Именно так – выстраивая общую картину мира – мы определяем действительность.

Объективные показатели – такие, как полученные с помощью камер и научных приборов, – эту картину не меняют. Интерпретация этих данных все равно зависит от того, как они отфильтруются в мозге конкретного человека. Вот почему не всегда помогают записи с нагрудных регистраторов, которые носят полицейские: зафиксированное всегда можно истолковать по-разному.

Теперь нам придется как-то свыкнуться с обескураживающим выводом, что наши мысли на самом деле не наши. Даже нашим собственным воспоминаниям доверия нет. Это просто нарезка самых ярких моментов, заполнение пробелов между которыми чревато конфабуляцией. Чересчур часто эти пробелы ликвидируются за счет того, что мы где-либо вычитали или услышали от других. Выходит, таким образом, что действительность – это просто общая иллюзия? В какой-то степени да.
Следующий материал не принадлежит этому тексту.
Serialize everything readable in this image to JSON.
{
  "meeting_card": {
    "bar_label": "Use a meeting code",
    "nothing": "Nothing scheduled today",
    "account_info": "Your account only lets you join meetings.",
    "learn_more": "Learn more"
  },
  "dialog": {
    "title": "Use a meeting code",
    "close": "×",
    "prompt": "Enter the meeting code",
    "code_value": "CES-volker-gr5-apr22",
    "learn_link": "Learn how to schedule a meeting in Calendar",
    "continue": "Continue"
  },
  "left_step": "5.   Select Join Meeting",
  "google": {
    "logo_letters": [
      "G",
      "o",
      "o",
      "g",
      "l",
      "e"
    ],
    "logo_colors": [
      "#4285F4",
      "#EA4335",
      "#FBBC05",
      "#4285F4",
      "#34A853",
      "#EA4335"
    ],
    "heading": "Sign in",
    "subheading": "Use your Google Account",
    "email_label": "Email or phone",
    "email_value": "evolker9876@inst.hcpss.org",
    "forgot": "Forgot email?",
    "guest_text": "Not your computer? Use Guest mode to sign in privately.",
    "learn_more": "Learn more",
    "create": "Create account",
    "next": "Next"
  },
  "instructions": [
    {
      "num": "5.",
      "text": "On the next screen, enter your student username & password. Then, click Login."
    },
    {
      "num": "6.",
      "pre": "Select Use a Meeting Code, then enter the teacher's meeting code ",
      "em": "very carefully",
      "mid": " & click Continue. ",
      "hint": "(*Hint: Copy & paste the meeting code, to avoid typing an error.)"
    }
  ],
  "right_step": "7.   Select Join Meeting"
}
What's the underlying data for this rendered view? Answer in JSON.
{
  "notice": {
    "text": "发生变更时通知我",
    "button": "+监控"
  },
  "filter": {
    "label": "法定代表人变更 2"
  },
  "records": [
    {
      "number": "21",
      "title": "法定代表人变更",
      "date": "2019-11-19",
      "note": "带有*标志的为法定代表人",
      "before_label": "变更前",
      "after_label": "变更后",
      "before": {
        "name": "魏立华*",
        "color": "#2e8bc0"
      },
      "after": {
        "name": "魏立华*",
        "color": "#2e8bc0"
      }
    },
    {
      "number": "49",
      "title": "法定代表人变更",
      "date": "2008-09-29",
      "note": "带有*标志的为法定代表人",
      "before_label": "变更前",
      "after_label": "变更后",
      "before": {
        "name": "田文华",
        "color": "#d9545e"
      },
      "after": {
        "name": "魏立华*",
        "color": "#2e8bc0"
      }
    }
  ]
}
Но разница между полезной иллюзией, увязывающей наше самовосприятие в единую идентичность, и чем-то более экстремальным не всегда четко видна. Немалая часть человечества держит свои версии личного нарратива при себе и не делится ими ни с кем. Можно сказать, что они рассказывают истории, ведущие их по непроторенной дороге. И хотя путешествия эти могут быть весьма экстремальными, наблюдать за изменчивостью и гибкостью, с которыми их мозг создает личный нарратив, довольно любопытно. В этих историях могут содержаться подсказки к тому, как изменить представление о себе.

Делюзии – признак серьезного нарушения функций мозга. Если они вызваны опознаваемым соматическим процессом, то это органические делюзии. Способностью рождать странные идеи, а иногда и галлюцинации хорошо известны медицинские препараты – особенно успокоительные средства, анестетики и опиоиды. (Психоделики[12], такие как ЛСД или псилоцибин, изменяют восприятие, но делюзий обычно не вызывают.) Делюзии могут возникать и при определенных расстройствах. При существенной степени деградации мозга делюзии начинают одолевать страдающих болезнями Альцгеймера и Паркинсона. Аутоиммунные заболевания, такие как волчанка, могут вызывать делюзии при воспалении мозга.

Иногда никакой причины, идентифицируемой медицинскими методами, не обнаруживается. Если все органические причины исключены, делюзию относят к функциональным, то есть психиатрическим, разновидностям. Такие делюзии возникают в основном при трех состояниях – депрессии, мании или шизофрении. Собственно, по отношениям с болезнью, которую мы называем шизофренией («расщепление ума» в переводе с латыни), можно проследить всю историю психиатрии. Сейчас под шизофренией понимают комплекс психических симптомов, проявляющийся как отрыв от действительности. Шаблонный образ больного шизофренией – всклокоченный бездомный, воняющий мочой, разговаривающий сам с собой и уверяющий, что его преследуют невидимые враги из ЦРУ. Но у шизофрении, как у любого заболевания, спектр проявлений невероятно широк, и тяжесть их может быть разной. Да, связь с реальностью у страдающих шизофренией и в самом деле может быть очень зыбкой, а при самой тяжелой форме проявления симптомов больной существует в собственном нарративе, который для окружающих вообще никак с реальностью не соотносится. Шизофрения демонстрирует нам, насколько личный нарратив определяется общей действительностью или тем, что мы называем культурой. Именно в таких случаях, когда личный нарратив, как говорится, слетает с катушек, мы ясно видим, что по-настоящему собственного нарратива нет ни у кого. Когда чей-то нарратив слишком отклоняется от нормы, человека записывают в сумасшедшие.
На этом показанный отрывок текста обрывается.